Снова Сена. Снова грех.
При воспоминании о языке Лу у себя во рту у Винсент пропадает желание говорить о своей семье.
– Кстати, мне понравилось с тобой целоваться. Ах, сегодня у меня сплошные исповеди, – говорит она.
Лу останавливается и, мягко потянув ее за руку, увлекает вниз по каменным ступеням Археологического склепа острова Сите и там целует. Отрывается от нее, чтобы сказать, как ему нравится целовать ее, и целует опять. Говорит, что мог бы целовать ее всю ночь, если бы она позволила. Говорит, что хотел поцеловать ее с той минуты, когда увидел ее на первом занятии.
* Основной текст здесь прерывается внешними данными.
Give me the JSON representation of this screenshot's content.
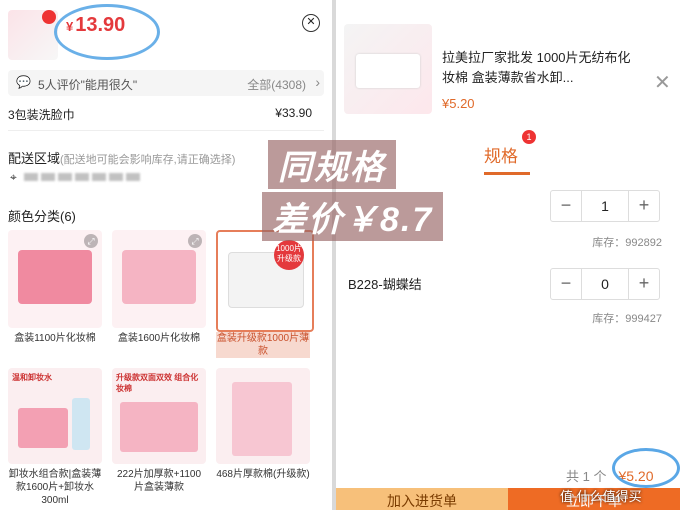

– Я помню, что на тебе было красное платье в белый цветочек, спереди оно было на пуговицах, и мне хотелось эти пуговицы расстегнуть. Еще на тебе были огромные серьги-полумесяцы. Видишь, я тоже исповедуюсь, – говорит он, едва отрывая свой рот от ее. Он целует ее шею, мочку уха, ложбинку под ушной раковиной. Она сдерживает стон удовольствия, опасаясь эха.
Он помнит платье.
Но между поцелуями она ему говорит, что на ночь остаться он не может. Да, она послала ему песню, но… еще не время. Она не готова к тому, что произойдет, если он окажется с ней в постели. Придется подождать.
Как долго? Она не знает.
И хотя местами прорезается резкость, которую раньше она набрасывала на него мокрым сачком, теперь она немного расслабляется и рядом с ним ей становится спокойнее, клонит в сон. Похожее чувство у нее было, когда она кормила детей грудью – ее организм вырабатывал успокаивающие гормоны окситоцина и пролактина, смягчая ее острые углы, даже когда она смягчать их не хотела.
Нет больше кружева под шерстью. Когда она с Лу, это кружева под гладким, ускользающим атласом.